Though she had excused herself for what she had done,
For the unnecessary antagonism she had created at the silent behest of her co-shit talkers,
For leading him to believe she was his friend and for knowingly sending the nth degree of mixed signals, her heart at war with itself,
For refusing to let him go and making everything worse, when it would have sorted itself out on its own over time, as he just needed to deal with loving her for nothing,
And for the ultimate betrayal, when, clearly having been “advised” to do it, she turned ice cold , after she had just forced herself upon him. and took no responsibility for the emotional toll she had placed upon him.
Then she lied, and she kept lying … and she still lies.
And, just when he thought he might have come to terms with everything, have completely let her go, allowed himself to hate her, she toyed with him again … roses, meaningless roses, red, the color of love.

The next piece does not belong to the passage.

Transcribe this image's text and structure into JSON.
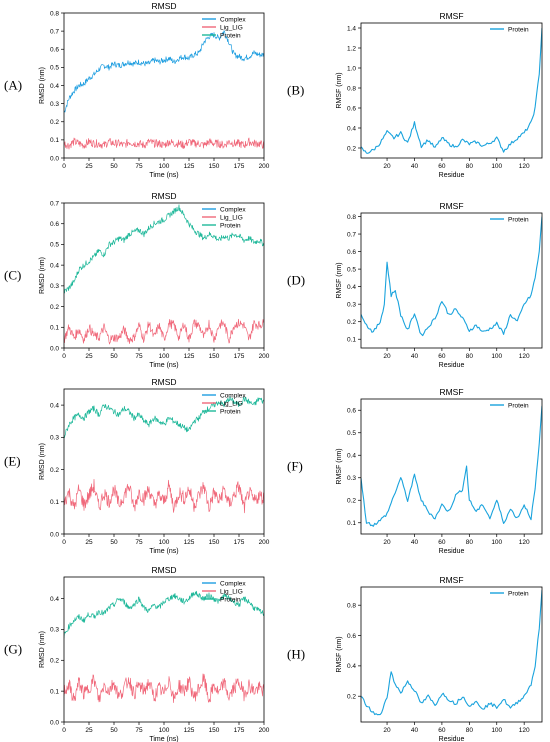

He had paid his price for his transgressions, only undertaken to mislead her and steer her lies away from him, nothing meant, nothing real. He had paid. But she had not accepted an ounce of guilt, and, for all the sorrow she caused for no fucking reason in the world, projecting her own trauma from another man onto him, unjustifiably, she owed him a debt that she never planned to pay, acting as badly as those who had done her wrong in the past.
All she had to do was be honest. All she had to do was admit. All she had to do was tell him she loved him and hadn’t been able to let him go because of it. But her mind belonged to those who told her no.
And her god would judge her for it, since she would not judge herself. She would reap the fire, metaphorical or transcendentally real, because she would not be honest with herself about anything.
He’d seen her as an angel, but she was trapped in the base and material, trapped in ego and diffidence, trapped in appearance and reputation. None of it mattered in the end.